Dr. Susan Turnbull says the risk of major illness to children because of coronavirus is very low and that parents have no reason to be fearful as there's no evidence to show they're superspreaders or any more infectious than adults.
"In terms of the social inequalities and the falling backwards in education of children in the more disadvantaged situations, the fact that children need routine and structure and they're missing out on education.
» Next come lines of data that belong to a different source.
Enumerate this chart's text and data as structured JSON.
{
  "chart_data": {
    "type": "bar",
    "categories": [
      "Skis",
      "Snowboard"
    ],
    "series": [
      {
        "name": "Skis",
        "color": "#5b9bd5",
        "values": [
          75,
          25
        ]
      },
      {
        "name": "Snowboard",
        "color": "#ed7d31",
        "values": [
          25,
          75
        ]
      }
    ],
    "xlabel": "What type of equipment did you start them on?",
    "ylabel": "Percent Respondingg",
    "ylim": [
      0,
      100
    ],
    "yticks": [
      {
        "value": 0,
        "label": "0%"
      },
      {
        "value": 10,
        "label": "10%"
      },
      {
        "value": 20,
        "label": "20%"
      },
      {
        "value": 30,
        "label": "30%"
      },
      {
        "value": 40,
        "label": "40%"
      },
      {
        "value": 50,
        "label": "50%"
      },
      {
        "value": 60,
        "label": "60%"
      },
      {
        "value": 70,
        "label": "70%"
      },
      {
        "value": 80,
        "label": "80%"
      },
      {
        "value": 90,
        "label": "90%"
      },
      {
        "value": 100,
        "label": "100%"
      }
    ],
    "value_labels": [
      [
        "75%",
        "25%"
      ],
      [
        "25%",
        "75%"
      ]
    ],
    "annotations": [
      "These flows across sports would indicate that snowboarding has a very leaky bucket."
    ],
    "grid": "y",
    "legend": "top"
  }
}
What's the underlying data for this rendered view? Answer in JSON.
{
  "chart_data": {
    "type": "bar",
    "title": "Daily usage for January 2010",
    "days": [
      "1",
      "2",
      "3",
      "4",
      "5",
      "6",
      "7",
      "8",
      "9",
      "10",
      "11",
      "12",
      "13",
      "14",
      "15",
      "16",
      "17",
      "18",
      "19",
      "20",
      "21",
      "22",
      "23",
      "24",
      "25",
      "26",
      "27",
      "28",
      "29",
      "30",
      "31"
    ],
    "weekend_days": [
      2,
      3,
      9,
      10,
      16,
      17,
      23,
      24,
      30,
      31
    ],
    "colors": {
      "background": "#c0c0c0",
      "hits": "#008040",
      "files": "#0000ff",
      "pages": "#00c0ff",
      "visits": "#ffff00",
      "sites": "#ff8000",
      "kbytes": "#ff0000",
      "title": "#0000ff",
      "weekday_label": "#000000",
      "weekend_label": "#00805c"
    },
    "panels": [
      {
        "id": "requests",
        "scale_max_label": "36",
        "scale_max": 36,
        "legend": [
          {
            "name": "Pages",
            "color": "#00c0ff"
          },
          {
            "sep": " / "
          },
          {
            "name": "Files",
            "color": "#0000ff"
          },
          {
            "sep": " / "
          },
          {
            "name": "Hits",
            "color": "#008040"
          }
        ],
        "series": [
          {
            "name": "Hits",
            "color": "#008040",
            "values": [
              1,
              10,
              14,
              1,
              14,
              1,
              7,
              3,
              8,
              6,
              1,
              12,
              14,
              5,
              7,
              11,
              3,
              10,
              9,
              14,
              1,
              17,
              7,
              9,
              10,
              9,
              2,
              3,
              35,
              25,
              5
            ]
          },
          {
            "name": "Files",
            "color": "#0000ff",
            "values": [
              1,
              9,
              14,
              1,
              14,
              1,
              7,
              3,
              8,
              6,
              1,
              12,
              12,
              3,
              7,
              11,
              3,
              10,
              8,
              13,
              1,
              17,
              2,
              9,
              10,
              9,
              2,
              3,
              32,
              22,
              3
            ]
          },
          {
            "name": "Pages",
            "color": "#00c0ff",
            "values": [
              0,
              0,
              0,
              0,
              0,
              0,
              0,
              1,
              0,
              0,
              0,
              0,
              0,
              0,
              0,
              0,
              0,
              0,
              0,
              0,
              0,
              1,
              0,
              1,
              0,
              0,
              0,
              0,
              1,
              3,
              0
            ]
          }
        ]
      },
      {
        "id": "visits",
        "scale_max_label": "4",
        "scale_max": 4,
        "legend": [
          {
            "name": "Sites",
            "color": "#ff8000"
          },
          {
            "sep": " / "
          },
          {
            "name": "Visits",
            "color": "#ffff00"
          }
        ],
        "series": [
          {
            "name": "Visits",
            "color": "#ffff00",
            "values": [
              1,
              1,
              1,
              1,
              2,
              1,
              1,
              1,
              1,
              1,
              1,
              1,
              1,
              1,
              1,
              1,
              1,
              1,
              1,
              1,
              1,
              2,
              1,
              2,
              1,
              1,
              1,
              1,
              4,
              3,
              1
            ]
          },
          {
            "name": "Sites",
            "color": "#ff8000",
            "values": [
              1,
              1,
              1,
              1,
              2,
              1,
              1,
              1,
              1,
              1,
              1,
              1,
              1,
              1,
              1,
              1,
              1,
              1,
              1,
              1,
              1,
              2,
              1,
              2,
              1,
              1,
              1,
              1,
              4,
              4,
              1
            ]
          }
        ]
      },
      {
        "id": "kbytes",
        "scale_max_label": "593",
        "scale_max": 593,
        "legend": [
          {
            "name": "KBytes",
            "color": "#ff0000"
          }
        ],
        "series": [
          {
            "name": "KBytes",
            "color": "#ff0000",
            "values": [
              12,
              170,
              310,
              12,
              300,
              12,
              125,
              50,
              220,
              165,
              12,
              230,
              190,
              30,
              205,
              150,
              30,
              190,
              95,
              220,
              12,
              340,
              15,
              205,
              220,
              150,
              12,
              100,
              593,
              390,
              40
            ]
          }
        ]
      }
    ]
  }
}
The world has been changed, but thankfully not for a huge amount of time so far."
Primary schools in Guernsey are reopening from 8 June, with half of the students going in on Mondays and Tuesdays with the other half going in on Thursdays and Fridays. Wednesdays will be used for deep cleaning and allowing teachers to plan remote learning.
Dr Turnbull says STAC is all on the same page that the risk to children is minimal and that the thing to keep an eye on is the risk to the wider community.
"Say for instance the children did go back, (we will have) a few weeks of seeing how that panned out in terms of the effect on the wider community. We wouldn't expect to see any particular increase in infection in children because children don't tend to become ill with COVID.
"There would be the opportunity to then shape what the situation was and whether phasing was needed or what particular precautions were needed at the September return to school."
Teachers are among the groups eligible to receive antibody tests over the next two to three weeks and the Health Minister has confirmed they will be tested regularly on return to the classroom.
We asked Health Minister Deputy Richard Renouf what would happen if schools return and a teacher tests positive for Covid-19.
"They will need if they are tested positive, they obviously can't continue in work. I believe the test will then move on to examine what contacts they've had, which might well include the class.
"We would be ready to keep islanders safe and carry out the testing regime. We have the tests, we have the teams, we have the equipment and we can do it."
The president of the Jersey branch of the NEU has called for regular testing and a reliable tracking device for the return to schools in Jersey. Brendan Carolan has also warned that he thinks it will be difficult to convince his members that anything different to the Guernsey approach of returning to the classroom would be acceptable.